The tokens used for the Assistant API are billed at the chosen language model's per-token input /
output rates and the assistant intelligently chooses which context from the thread to include when calling the model.
Tool | Input |
---|---|
Code interpreter | $0.03 / session |
Retrival | $0.20 / GB / assistant |
Assistant API is missing from Azure OpenAI Service.
Fine-tuned models
Only GPT-3 models (ada, curie, davinci, babbage) are available for fine-tuning (they are called “base” models).
Azure OpenAI fine-tuned models are charged based on three factors:
- – training hours
- – hosting hours
- – inference per 1,000 tokens
The hosting hours cost is important to be aware of since once a fine-tuned model is deployed it continues to incur an hourly cost regardless of whether you’re actively using it. Fine-tuned model costs should be monitored closely.
Fine-tuning pricing in Azure OpenAI Service is the following:
Model | Training / h | Hosting / h | Input / 1K tokens | Output / 1K tokens |
---|---|---|---|---|
Babbage-002 | $34 | $1.70 | $0.0004 | $0.0004 |
Davinci-002 | $68 | $3 | $0.0020 | $0.0020 |
GPT-3.5-Turbo | $102 | $7 | $0.0015 | $0.0020 |
GPT-4 | Waiting | Waiting | Waiting | Waiting |
Image Models
Azure OpenAI Service also includes image models, with pricing based on the number of images processed.
The standard image model, DALL·E 3, is priced as $2 per 100 images.
Embedding Model
In addition to language and image models, Azure OpenAI Service offers embedding model.
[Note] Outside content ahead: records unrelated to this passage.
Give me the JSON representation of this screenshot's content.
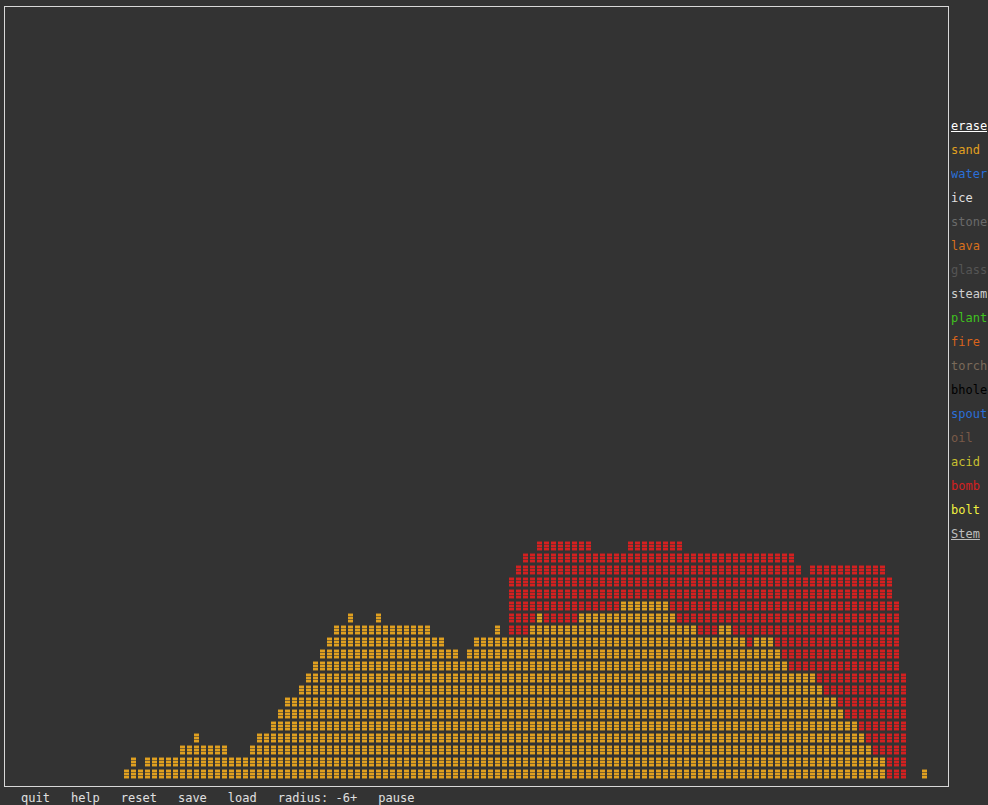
{
  "menu": {
    "items": [
      {
        "label": "erase",
        "selected": true,
        "color": "#ffffff"
      },
      {
        "label": "sand",
        "selected": false,
        "color": "#e0a020"
      },
      {
        "label": "water",
        "selected": false,
        "color": "#2a6fd8"
      },
      {
        "label": "ice",
        "selected": false,
        "color": "#e0e0e0"
      },
      {
        "label": "stone",
        "selected": false,
        "color": "#6a6a6a"
      },
      {
        "label": "lava",
        "selected": false,
        "color": "#d8701c"
      },
      {
        "label": "glass",
        "selected": false,
        "color": "#555555"
      },
      {
        "label": "steam",
        "selected": false,
        "color": "#cfcfcf"
      },
      {
        "label": "plant",
        "selected": false,
        "color": "#3fc21e"
      },
      {
        "label": "fire",
        "selected": false,
        "color": "#d8641c"
      },
      {
        "label": "torch",
        "selected": false,
        "color": "#7a6a5a"
      },
      {
        "label": "bhole",
        "selected": false,
        "color": "#000000"
      },
      {
        "label": "spout",
        "selected": false,
        "color": "#2a6fd8"
      },
      {
        "label": "oil",
        "selected": false,
        "color": "#7a5a48"
      },
      {
        "label": "acid",
        "selected": false,
        "color": "#c8c030"
      },
      {
        "label": "bomb",
        "selected": false,
        "color": "#d42020"
      },
      {
        "label": "bolt",
        "selected": false,
        "color": "#f0f040"
      },
      {
        "label": "Stem",
        "selected": true,
        "color": "#bdbdbd"
      }
    ]
  },
  "field": {
    "rows": [
      {
        "row": 45,
        "spans": [
          {
            "from": 76,
            "to": 83,
            "material": "bomb"
          },
          {
            "from": 89,
            "to": 96,
            "material": "bomb"
          }
        ]
      },
      {
        "row": 46,
        "spans": [
          {
            "from": 74,
            "to": 112,
            "material": "bomb"
          }
        ]
      },
      {
        "row": 47,
        "spans": [
          {
            "from": 73,
            "to": 113,
            "material": "bomb"
          },
          {
            "from": 115,
            "to": 125,
            "material": "bomb"
          }
        ]
      },
      {
        "row": 48,
        "spans": [
          {
            "from": 72,
            "to": 126,
            "material": "bomb"
          }
        ]
      },
      {
        "row": 49,
        "spans": [
          {
            "from": 72,
            "to": 126,
            "material": "bomb"
          }
        ]
      },
      {
        "row": 50,
        "spans": [
          {
            "from": 72,
            "to": 87,
            "material": "bomb"
          },
          {
            "from": 88,
            "to": 94,
            "material": "sand"
          },
          {
            "from": 95,
            "to": 127,
            "material": "bomb"
          }
        ]
      },
      {
        "row": 51,
        "spans": [
          {
            "from": 49,
            "to": 49,
            "material": "sand"
          },
          {
            "from": 53,
            "to": 53,
            "material": "sand"
          },
          {
            "from": 72,
            "to": 75,
            "material": "bomb"
          },
          {
            "from": 76,
            "to": 76,
            "material": "sand"
          },
          {
            "from": 77,
            "to": 81,
            "material": "bomb"
          },
          {
            "from": 82,
            "to": 95,
            "material": "sand"
          },
          {
            "from": 96,
            "to": 127,
            "material": "bomb"
          }
        ]
      },
      {
        "row": 52,
        "spans": [
          {
            "from": 47,
            "to": 60,
            "material": "sand"
          },
          {
            "from": 70,
            "to": 70,
            "material": "sand"
          },
          {
            "from": 72,
            "to": 74,
            "material": "bomb"
          },
          {
            "from": 75,
            "to": 98,
            "material": "sand"
          },
          {
            "from": 99,
            "to": 101,
            "material": "bomb"
          },
          {
            "from": 102,
            "to": 103,
            "material": "sand"
          },
          {
            "from": 104,
            "to": 127,
            "material": "bomb"
          }
        ]
      },
      {
        "row": 53,
        "spans": [
          {
            "from": 46,
            "to": 62,
            "material": "sand"
          },
          {
            "from": 67,
            "to": 105,
            "material": "sand"
          },
          {
            "from": 106,
            "to": 106,
            "material": "bomb"
          },
          {
            "from": 107,
            "to": 109,
            "material": "sand"
          },
          {
            "from": 110,
            "to": 127,
            "material": "bomb"
          }
        ]
      },
      {
        "row": 54,
        "spans": [
          {
            "from": 45,
            "to": 64,
            "material": "sand"
          },
          {
            "from": 66,
            "to": 110,
            "material": "sand"
          },
          {
            "from": 111,
            "to": 127,
            "material": "bomb"
          }
        ]
      },
      {
        "row": 55,
        "spans": [
          {
            "from": 44,
            "to": 111,
            "material": "sand"
          },
          {
            "from": 112,
            "to": 127,
            "material": "bomb"
          }
        ]
      },
      {
        "row": 56,
        "spans": [
          {
            "from": 43,
            "to": 115,
            "material": "sand"
          },
          {
            "from": 116,
            "to": 128,
            "material": "bomb"
          }
        ]
      },
      {
        "row": 57,
        "spans": [
          {
            "from": 42,
            "to": 116,
            "material": "sand"
          },
          {
            "from": 117,
            "to": 128,
            "material": "bomb"
          }
        ]
      },
      {
        "row": 58,
        "spans": [
          {
            "from": 40,
            "to": 118,
            "material": "sand"
          },
          {
            "from": 119,
            "to": 128,
            "material": "bomb"
          }
        ]
      },
      {
        "row": 59,
        "spans": [
          {
            "from": 39,
            "to": 119,
            "material": "sand"
          },
          {
            "from": 120,
            "to": 128,
            "material": "bomb"
          }
        ]
      },
      {
        "row": 60,
        "spans": [
          {
            "from": 38,
            "to": 121,
            "material": "sand"
          },
          {
            "from": 122,
            "to": 128,
            "material": "bomb"
          }
        ]
      },
      {
        "row": 61,
        "spans": [
          {
            "from": 27,
            "to": 27,
            "material": "sand"
          },
          {
            "from": 36,
            "to": 122,
            "material": "sand"
          },
          {
            "from": 123,
            "to": 128,
            "material": "bomb"
          }
        ]
      },
      {
        "row": 62,
        "spans": [
          {
            "from": 25,
            "to": 31,
            "material": "sand"
          },
          {
            "from": 35,
            "to": 123,
            "material": "sand"
          },
          {
            "from": 124,
            "to": 128,
            "material": "bomb"
          }
        ]
      },
      {
        "row": 63,
        "spans": [
          {
            "from": 18,
            "to": 18,
            "material": "sand"
          },
          {
            "from": 20,
            "to": 125,
            "material": "sand"
          },
          {
            "from": 126,
            "to": 128,
            "material": "bomb"
          }
        ]
      },
      {
        "row": 64,
        "spans": [
          {
            "from": 17,
            "to": 125,
            "material": "sand"
          },
          {
            "from": 126,
            "to": 128,
            "material": "bomb"
          },
          {
            "from": 131,
            "to": 131,
            "material": "sand"
          }
        ]
      }
    ]
  },
  "status_bar": [
    "quit",
    "help",
    "reset",
    "save",
    "load",
    "radius: -6+",
    "pause"
  ]
}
The pricing for the standard embedding model, Ada, is $0.0001 per 1,000 tokens.
Speech Models
Whisper can transcribe speech into text and translate many languages into English.
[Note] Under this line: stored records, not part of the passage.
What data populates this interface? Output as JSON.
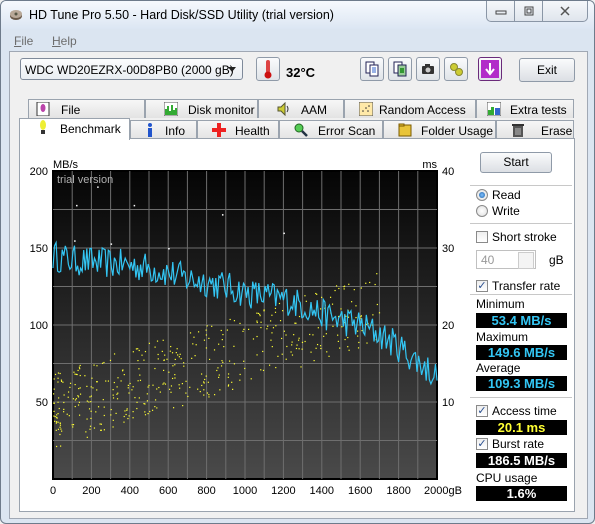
{
  "window": {
    "title": "HD Tune Pro 5.50 - Hard Disk/SSD Utility (trial version)",
    "app_icon": "hdd-icon",
    "controls": [
      "minimize",
      "maximize",
      "close"
    ]
  },
  "menu": [
    {
      "label": "File",
      "accel": "F"
    },
    {
      "label": "Help",
      "accel": "H"
    }
  ],
  "toolbar": {
    "drive": "WDC WD20EZRX-00D8PB0 (2000 gB)",
    "temperature": "32°C",
    "buttons": [
      {
        "icon": "copy-text-icon"
      },
      {
        "icon": "copy-screen-icon"
      },
      {
        "icon": "camera-icon"
      },
      {
        "icon": "options-icon"
      },
      {
        "icon": "download-icon"
      }
    ],
    "exit_label": "Exit"
  },
  "tabs_back": [
    {
      "label": "File Benchmark",
      "icon": "file-benchmark-icon"
    },
    {
      "label": "Disk monitor",
      "icon": "disk-monitor-icon"
    },
    {
      "label": "AAM",
      "icon": "speaker-icon"
    },
    {
      "label": "Random Access",
      "icon": "random-access-icon"
    },
    {
      "label": "Extra tests",
      "icon": "extra-tests-icon"
    }
  ],
  "tabs_front": [
    {
      "label": "Benchmark",
      "icon": "benchmark-icon",
      "active": true
    },
    {
      "label": "Info",
      "icon": "info-icon"
    },
    {
      "label": "Health",
      "icon": "health-cross-icon"
    },
    {
      "label": "Error Scan",
      "icon": "magnifier-icon"
    },
    {
      "label": "Folder Usage",
      "icon": "folder-icon"
    },
    {
      "label": "Erase",
      "icon": "trash-icon"
    }
  ],
  "side": {
    "start_label": "Start",
    "read_label": "Read",
    "write_label": "Write",
    "mode": "Read",
    "short_stroke_label": "Short stroke",
    "short_stroke_checked": false,
    "short_stroke_value": "40",
    "short_stroke_unit": "gB",
    "transfer_rate_label": "Transfer rate",
    "transfer_rate_checked": true,
    "minimum_label": "Minimum",
    "minimum_value": "53.4 MB/s",
    "maximum_label": "Maximum",
    "maximum_value": "149.6 MB/s",
    "average_label": "Average",
    "average_value": "109.3 MB/s",
    "access_time_label": "Access time",
    "access_time_checked": true,
    "access_time_value": "20.1 ms",
    "burst_rate_label": "Burst rate",
    "burst_rate_checked": true,
    "burst_rate_value": "186.5 MB/s",
    "cpu_usage_label": "CPU usage",
    "cpu_usage_value": "1.6%",
    "colors": {
      "transfer": "#33c6f4",
      "access": "#ffff33",
      "burst": "#ffffff"
    }
  },
  "chart_data": {
    "type": "line",
    "watermark": "trial version",
    "xlabel": "gB",
    "ylabel_left": "MB/s",
    "ylabel_right": "ms",
    "xlim": [
      0,
      2000
    ],
    "ylim_left": [
      0,
      200
    ],
    "ylim_right": [
      0,
      40
    ],
    "x_ticks": [
      0,
      200,
      400,
      600,
      800,
      1000,
      1200,
      1400,
      1600,
      1800,
      2000
    ],
    "x_tick_labels": [
      "0",
      "200",
      "400",
      "600",
      "800",
      "1000",
      "1200",
      "1400",
      "1600",
      "1800",
      "2000gB"
    ],
    "y_left_ticks": [
      50,
      100,
      150,
      200
    ],
    "y_right_ticks": [
      10,
      20,
      30,
      40
    ],
    "grid": true,
    "series": [
      {
        "name": "Transfer rate",
        "axis": "left",
        "unit": "MB/s",
        "color": "#33c6f4",
        "x": [
          0,
          100,
          200,
          300,
          400,
          500,
          600,
          700,
          800,
          900,
          1000,
          1100,
          1200,
          1300,
          1400,
          1500,
          1600,
          1700,
          1800,
          1900,
          2000
        ],
        "values": [
          145,
          142,
          141,
          140,
          139,
          137,
          134,
          130,
          128,
          125,
          121,
          119,
          117,
          113,
          107,
          103,
          100,
          94,
          86,
          76,
          67
        ]
      },
      {
        "name": "Access time",
        "axis": "right",
        "unit": "ms",
        "color": "#ffff33",
        "style": "scatter",
        "description": "widely scattered points roughly between 4 and 27 ms; denser and lower near the start of the disk, rising toward 20-27 ms in the middle region",
        "average": 20.1
      }
    ]
  }
}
Text-to-speech (TTS) can convert text into spoken audio.
Whisper costs $0.006 / minute (rounded to the nearest second), TTS and TTS HD are not available yet in Azure OpenAI Service.
How to Start Using OpenAI Models For Free?
OpenAI offers $5 in free credit that can be used during your first 3 months.
Microsoft provides new Azure users with a complimentary account, including a $200 credit valid for
the first 30 days. This offering is ideal for those exploring
Azure's capabilities without initial investment.
Additionally,
eligible nonprofits benefit significantly with an annual $2000 Azure credit,
supporting their technological growth and innovation. For startups, Microsoft extends a helping
hand through the Microsoft for Startups program, offering valuable Azure credits to fuel early-stage growth.
However, it's important to note that Microsoft may restrict the availability of certain models
within your subscription. Specifically, for accessing GPT-4 models, a separate application is
required, which can be done through this link.
Azure OpenAI Service runs on Azure infrastructure that accrues costs when you deploy new resources.
It’s important to understand that there could be other additional infrastructure costs that might accrue.
Keep in mind that enabling capabilities like sending data to Azure Monitor Logs, alerting, etc.
incurs additional costs for those services. These costs are visible under
those other services and at the subscription level, but aren’t visible when scoped just to your Azure OpenAI resource.